I’ve played 3 years of the first scenario, the Birth of Nobunagaa.
I’ve ignored RTS and let the troops fight by themselves.
I have a question about the neutral tribes. So in the starting province of Owari I seem to share it with another Oda clan. These bastards have 1% of the influence and I can’t seem to get rid of it. I want to absorb them!
Do I have to wait till I can diploabsorb my cousins?
Norabunga was originally a typo that I couldn’t correct because you can’t fix headers. I’ve gotten so much crap about it (and rightfully so), I decided double down. As to the genesis of Clarabella, I guess I’m just a little older than you are.
I don’t know if it’s generational or what but I have a friend who played Nobunaga as a kid, during the same time period that Ninja Turtles was on air, who also calls it Norabunga.
The no saving of settings is slightly annoying! I haven’t done anything other than firing it up, looking at the main menu and exiting again - I’ll be trying it out this weekend as well :-)

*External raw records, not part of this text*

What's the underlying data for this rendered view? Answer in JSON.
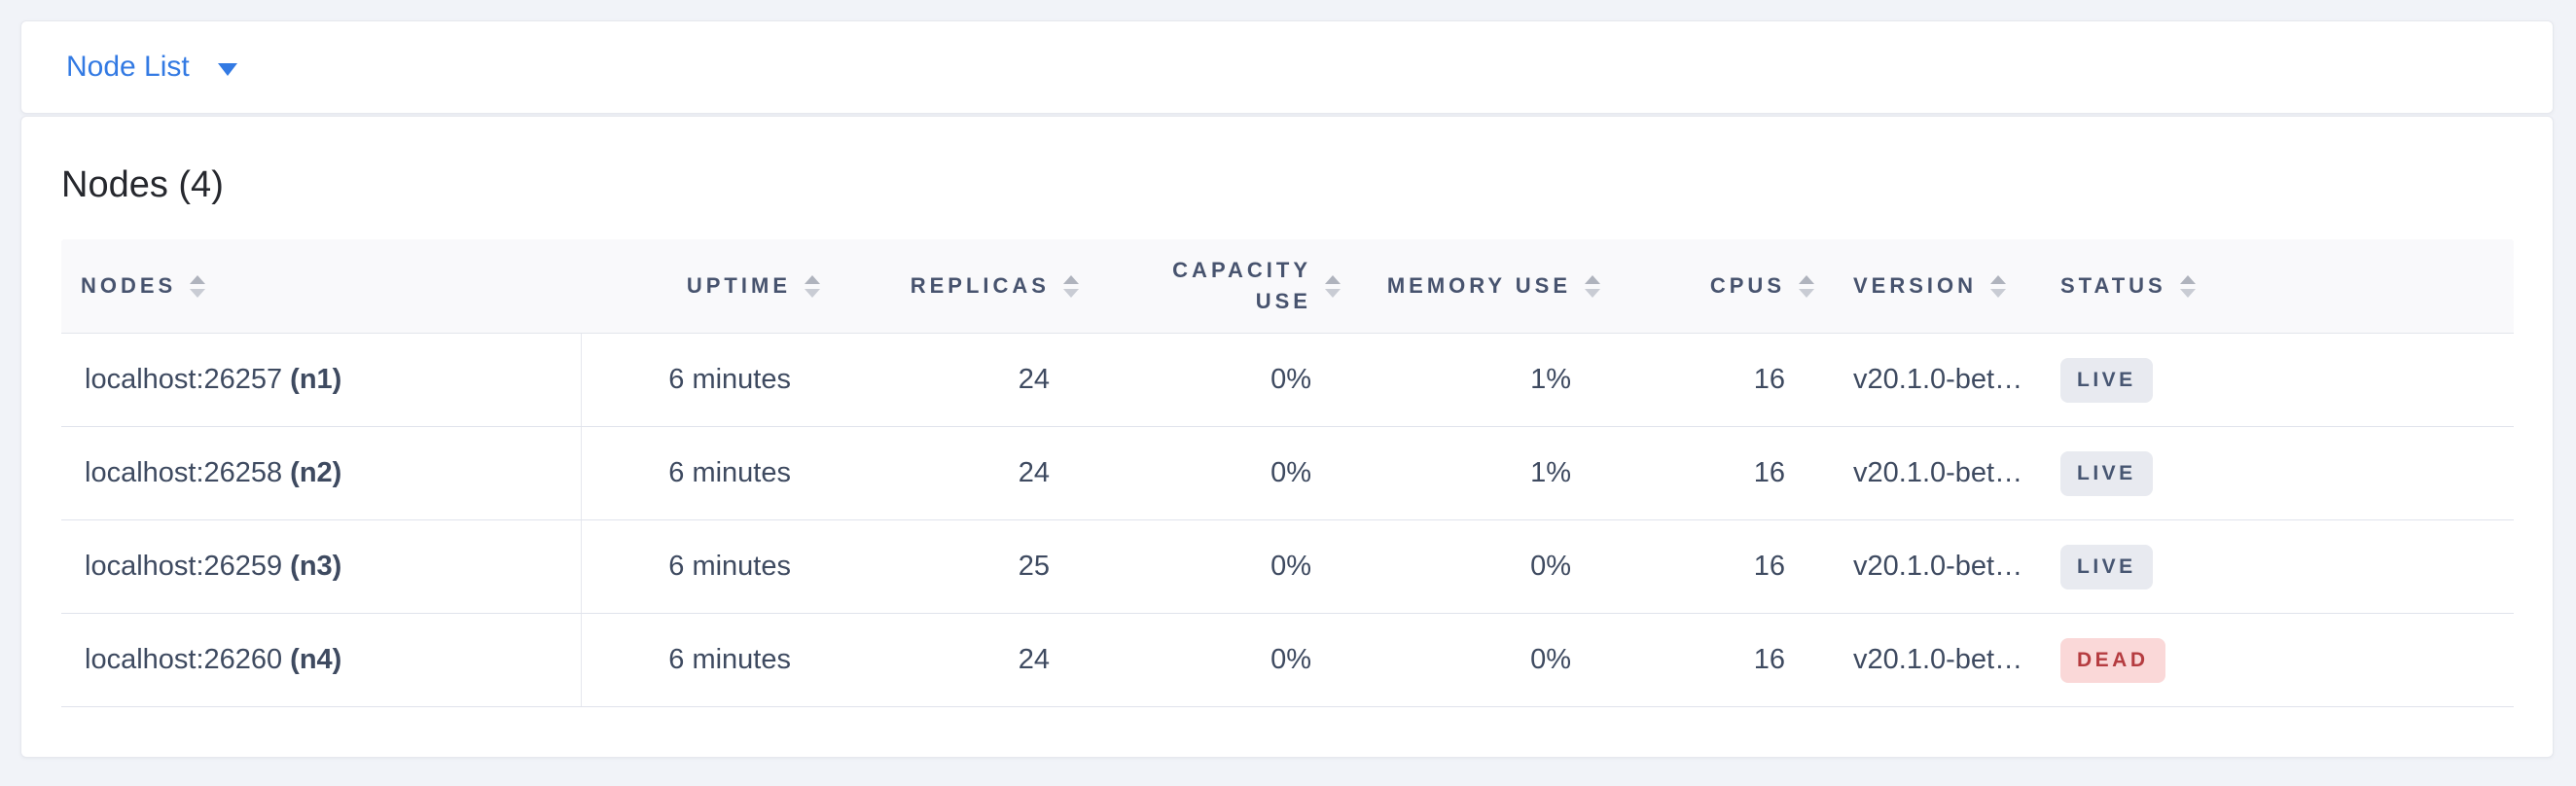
{
  "toolbar": {
    "dropdown_label": "Node List"
  },
  "summary": {
    "title": "Nodes (4)"
  },
  "colors": {
    "accent": "#337ae3",
    "status": {
      "LIVE": {
        "bg": "#e8eaf0",
        "fg": "#475672"
      },
      "DEAD": {
        "bg": "#fad8d8",
        "fg": "#b53c40"
      }
    }
  },
  "table": {
    "columns": [
      {
        "key": "nodes",
        "label": "NODES",
        "align": "left"
      },
      {
        "key": "uptime",
        "label": "UPTIME",
        "align": "right"
      },
      {
        "key": "replicas",
        "label": "REPLICAS",
        "align": "right"
      },
      {
        "key": "capacity_use",
        "label": "CAPACITY USE",
        "align": "right"
      },
      {
        "key": "memory_use",
        "label": "MEMORY USE",
        "align": "right"
      },
      {
        "key": "cpus",
        "label": "CPUS",
        "align": "right"
      },
      {
        "key": "version",
        "label": "VERSION",
        "align": "left"
      },
      {
        "key": "status",
        "label": "STATUS",
        "align": "left"
      }
    ],
    "rows": [
      {
        "address": "localhost:26257",
        "node_id": "(n1)",
        "uptime": "6 minutes",
        "replicas": "24",
        "capacity_use": "0%",
        "memory_use": "1%",
        "cpus": "16",
        "version": "v20.1.0-bet…",
        "status": "LIVE"
      },
      {
        "address": "localhost:26258",
        "node_id": "(n2)",
        "uptime": "6 minutes",
        "replicas": "24",
        "capacity_use": "0%",
        "memory_use": "1%",
        "cpus": "16",
        "version": "v20.1.0-bet…",
        "status": "LIVE"
      },
      {
        "address": "localhost:26259",
        "node_id": "(n3)",
        "uptime": "6 minutes",
        "replicas": "25",
        "capacity_use": "0%",
        "memory_use": "0%",
        "cpus": "16",
        "version": "v20.1.0-bet…",
        "status": "LIVE"
      },
      {
        "address": "localhost:26260",
        "node_id": "(n4)",
        "uptime": "6 minutes",
        "replicas": "24",
        "capacity_use": "0%",
        "memory_use": "0%",
        "cpus": "16",
        "version": "v20.1.0-bet…",
        "status": "DEAD"
      }
    ]
  }
}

Also pulled the trigger due to fond memories of the original Romance of the Three Kingdoms back in the 80’s, a bit overwhelmed. Going to try to dive into it this weekend.
Yep, that is mildly annoying, it’s been brought up a few times on the steam forum, and other minor glitches had a quick patch first day to fix so I’m hoping they fix this too, just seems like they need the game to do a save file of preferences, something any game you’d think would do, haha. Hard to know how it got out of QA w/ this missing, especially since it was originally made on PC as I understand and ported to console, so pretty odd.
I read somewhere that the Japanese release had the same issue two years ago, and it still hasn’t been addressed, so don’t hold your breath. A small blemish on an otherwise very good game.
One thing I want to mention is how good the interface is for a game this involved. Despite a system of menus-within-menus and dozens of things you might be able to do every turn, you always know which choices are and aren’t available and which targets are viable for those choices.
In too many grand strategy games you either have to scour the map or study a spreadsheet in order to find opportunities for action.